The Second Circuit granted the employer’s petition for review with respect to the interrogation of McCarty and the discharge of Greichen for insubordination, and the order that the Board’s remedial notice be read aloud at a meeting of employees. In all other respects, the petition for review was denied. The Board’s cross-petition for enforcement was granted in all other respects.

Single question as interrogation. While an employer is prohibited from interfering with an employee’s interest in joining a union, employers nonetheless have a First Amendment right to engage in communications with employees about union activity. Such communications do not constitute unfair labor practices so long as they contain no threat of reprisal or promise of benefit.

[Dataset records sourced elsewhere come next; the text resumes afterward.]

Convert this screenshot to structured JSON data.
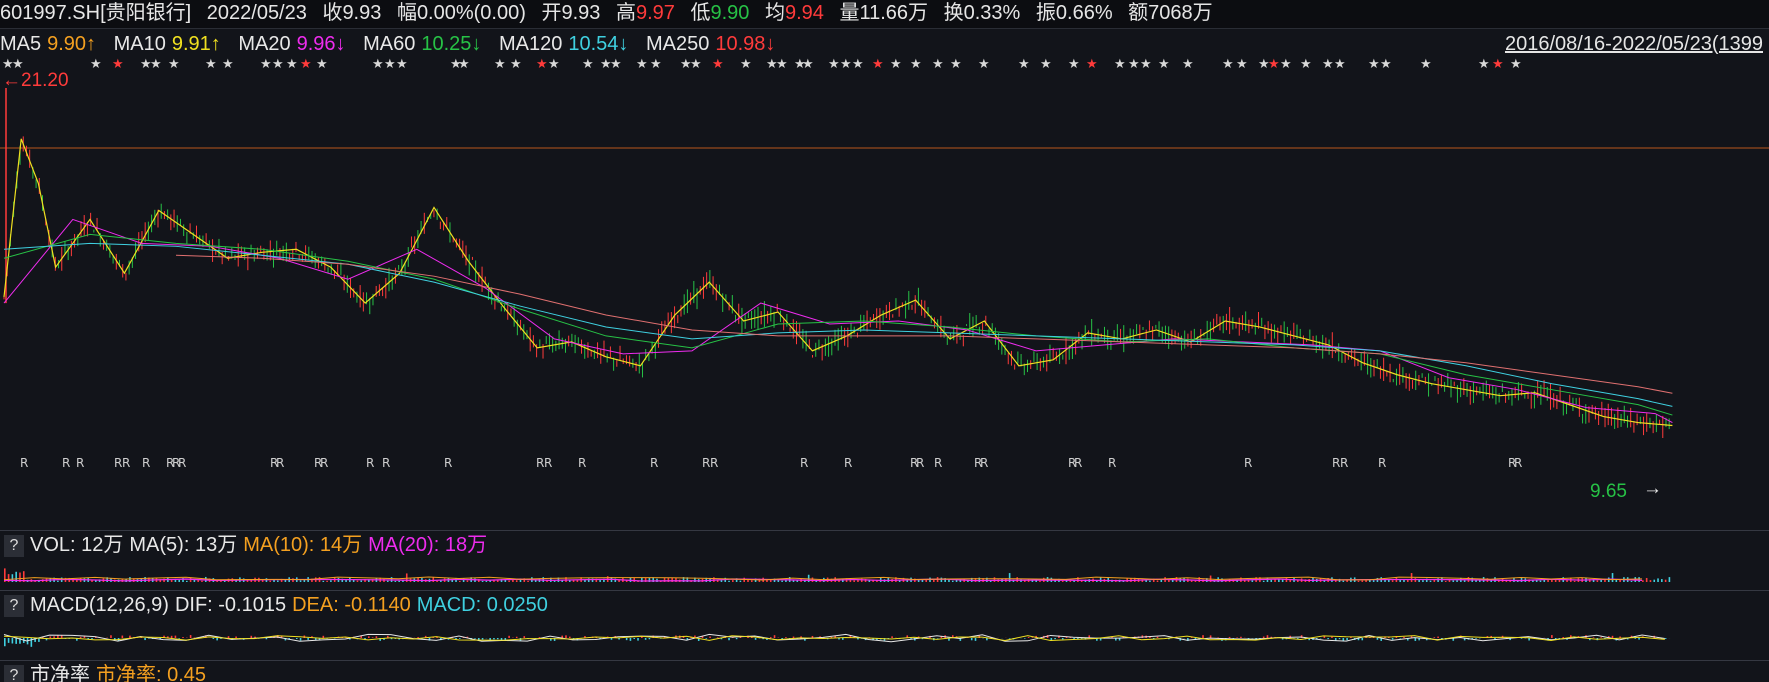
{
  "quote": {
    "code_name": "601997.SH[贵阳银行]",
    "date": "2022/05/23",
    "close_label": "收",
    "close": "9.93",
    "chg_label": "幅",
    "chg": "0.00%(0.00)",
    "open_label": "开",
    "open": "9.93",
    "high_label": "高",
    "high": "9.97",
    "low_label": "低",
    "low": "9.90",
    "avg_label": "均",
    "avg": "9.94",
    "vol_label": "量",
    "vol": "11.66万",
    "turnover_label": "换",
    "turnover": "0.33%",
    "amp_label": "振",
    "amp": "0.66%",
    "amount_label": "额",
    "amount": "7068万"
  },
  "ma_bar": {
    "items": [
      {
        "label": "MA5",
        "value": "9.90↑"
      },
      {
        "label": "MA10",
        "value": "9.91↑"
      },
      {
        "label": "MA20",
        "value": "9.96↓"
      },
      {
        "label": "MA60",
        "value": "10.25↓"
      },
      {
        "label": "MA120",
        "value": "10.54↓"
      },
      {
        "label": "MA250",
        "value": "10.98↓"
      }
    ],
    "date_range": "2016/08/16-2022/05/23(1399"
  },
  "annotations": {
    "max_label": "←21.20",
    "min_label": "9.65",
    "min_arrow": "→"
  },
  "vol_panel": {
    "btn": "?",
    "items": [
      {
        "label": "VOL: 12万"
      },
      {
        "label": "MA(5): 13万"
      },
      {
        "label": "MA(10): 14万"
      },
      {
        "label": "MA(20): 18万"
      }
    ]
  },
  "macd_panel": {
    "btn": "?",
    "items": [
      {
        "label": "MACD(12,26,9)"
      },
      {
        "label": "DIF: -0.1015"
      },
      {
        "label": "DEA: -0.1140"
      },
      {
        "label": "MACD: 0.0250"
      }
    ]
  },
  "pb_panel": {
    "btn": "?",
    "title": "市净率",
    "value": "市净率: 0.45"
  },
  "colors": {
    "background": "#12141a",
    "up": "#ff3b3b",
    "down": "#27c246",
    "ma5": "#f0e020",
    "ma10": "#f4a020",
    "ma20": "#ee2cee",
    "ma60": "#27c246",
    "ma120": "#3fd0e0",
    "ma250": "#e07070"
  },
  "chart_data": {
    "type": "line",
    "title": "",
    "x_range": [
      "2016/08/16",
      "2022/05/23"
    ],
    "price_range": [
      9.65,
      21.2
    ],
    "markers": {
      "star": "★",
      "r": "R"
    },
    "series": [
      {
        "name": "MA5",
        "x": [
          0,
          0.01,
          0.02,
          0.03,
          0.05,
          0.07,
          0.09,
          0.11,
          0.13,
          0.15,
          0.17,
          0.19,
          0.21,
          0.23,
          0.25,
          0.27,
          0.29,
          0.31,
          0.33,
          0.35,
          0.37,
          0.39,
          0.41,
          0.43,
          0.45,
          0.47,
          0.49,
          0.51,
          0.53,
          0.55,
          0.57,
          0.59,
          0.61,
          0.63,
          0.65,
          0.67,
          0.69,
          0.71,
          0.73,
          0.75,
          0.77,
          0.79,
          0.81,
          0.83,
          0.85,
          0.87,
          0.89,
          0.91,
          0.93,
          0.95,
          0.97
        ],
        "values": [
          14.2,
          19.5,
          18.0,
          15.2,
          16.8,
          15.0,
          17.1,
          16.3,
          15.5,
          15.7,
          15.8,
          15.2,
          14.0,
          15.0,
          17.2,
          15.4,
          13.9,
          12.5,
          12.7,
          12.2,
          11.9,
          13.6,
          14.7,
          13.4,
          13.7,
          12.4,
          12.9,
          13.6,
          14.1,
          12.8,
          13.4,
          11.9,
          12.1,
          13.0,
          12.8,
          13.1,
          12.7,
          13.4,
          13.2,
          12.9,
          12.6,
          12.0,
          11.6,
          11.3,
          11.1,
          10.9,
          11.0,
          10.6,
          10.2,
          10.0,
          9.9
        ]
      },
      {
        "name": "MA20",
        "x": [
          0,
          0.04,
          0.08,
          0.12,
          0.16,
          0.2,
          0.24,
          0.28,
          0.32,
          0.36,
          0.4,
          0.44,
          0.48,
          0.52,
          0.56,
          0.6,
          0.64,
          0.68,
          0.72,
          0.76,
          0.8,
          0.84,
          0.88,
          0.92,
          0.96,
          0.97
        ],
        "values": [
          14.0,
          16.8,
          16.0,
          15.9,
          15.5,
          14.8,
          15.8,
          14.5,
          12.8,
          12.3,
          12.4,
          14.0,
          13.3,
          13.4,
          13.1,
          12.4,
          12.6,
          12.8,
          12.7,
          12.6,
          12.4,
          11.5,
          11.1,
          10.5,
          10.3,
          10.0
        ]
      },
      {
        "name": "MA60",
        "x": [
          0,
          0.05,
          0.1,
          0.15,
          0.2,
          0.25,
          0.3,
          0.35,
          0.4,
          0.45,
          0.5,
          0.55,
          0.6,
          0.65,
          0.7,
          0.75,
          0.8,
          0.85,
          0.9,
          0.95,
          0.97
        ],
        "values": [
          15.5,
          16.3,
          16.0,
          15.8,
          15.4,
          14.8,
          13.8,
          12.9,
          12.5,
          13.3,
          13.4,
          13.2,
          12.9,
          12.7,
          12.8,
          12.5,
          12.3,
          11.6,
          11.1,
          10.6,
          10.25
        ]
      },
      {
        "name": "MA120",
        "x": [
          0,
          0.05,
          0.1,
          0.15,
          0.2,
          0.25,
          0.3,
          0.35,
          0.4,
          0.45,
          0.5,
          0.55,
          0.6,
          0.65,
          0.7,
          0.75,
          0.8,
          0.85,
          0.9,
          0.95,
          0.97
        ],
        "values": [
          15.8,
          16.0,
          15.9,
          15.6,
          15.3,
          14.7,
          13.9,
          13.2,
          12.8,
          13.0,
          13.1,
          13.0,
          12.9,
          12.8,
          12.7,
          12.6,
          12.4,
          11.9,
          11.3,
          10.8,
          10.54
        ]
      },
      {
        "name": "MA250",
        "x": [
          0.1,
          0.15,
          0.2,
          0.25,
          0.3,
          0.35,
          0.4,
          0.45,
          0.5,
          0.55,
          0.6,
          0.65,
          0.7,
          0.75,
          0.8,
          0.85,
          0.9,
          0.95,
          0.97
        ],
        "values": [
          15.6,
          15.5,
          15.3,
          14.9,
          14.3,
          13.6,
          13.1,
          12.9,
          12.9,
          12.9,
          12.8,
          12.7,
          12.6,
          12.5,
          12.3,
          12.0,
          11.6,
          11.2,
          10.98
        ]
      }
    ]
  }
}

Here, the appeals court found that the Board’s findings with regard to the “what’s going on with this Union stuff” question was not supported by the record. Clearly the questioner was a member of senior management. However, at the time of the questioning, McCarty was an open union supporter. Moreover, the question did not suggest that management sought to identify or discipline employees because they were union sympathizers, and the employer had not committed any prior unfair labor practices. Further, the court did not find that the record supported the Board’s view that McCarty’s response indicated that the question was coercive. Thus, the appeals court concluded, the record supported the conclusion that the question was not coercive and did not violate the NLRA.

McCarty’s discharge. By contrast, the appeals court rejected the employer’s challenge to the Board’s finding that it violated the Act by terminating McCarty. The employee was discharged because of low productivity, but the basis for that assessment was data that had been altered to decrease the employee’s perceived level of productivity. Moreover, the employer’s own investigation confirmed that the data had been altered. Thus, the Board’s finding that the discharge of McCarty was motivated by antiunion animus was supported by the record as a whole.

Discharge of Greichen. On the other hand, the appeals court agreed with the employer that it was justified in discharging Greichen. The court concluded that the Board’s findings regarding the employer’s conduct prior to summoning Greichen to the meeting with management was not supported by the record as a whole. The employer arranged the meeting because of Greichen’s claim that the company was manipulating it labor standards every day for the purpose of cheating employees. Thus, the Board’s finding that the meeting was not organized in a manner typical to address complaints about production and safety standards was not supported by the record as a whole.

Board’s remedies. In light of the appeals court’s conclusions that the employer did not violate the Act in discharging Greichen and posing the “what’s going on with this Union stuff” question to McCarty, it further found that the remedies ordered by the Board with respect to those findings were not enforced. The court also did not enforce that the Board’s remedial notice be read aloud at a meeting of the employer’s employees.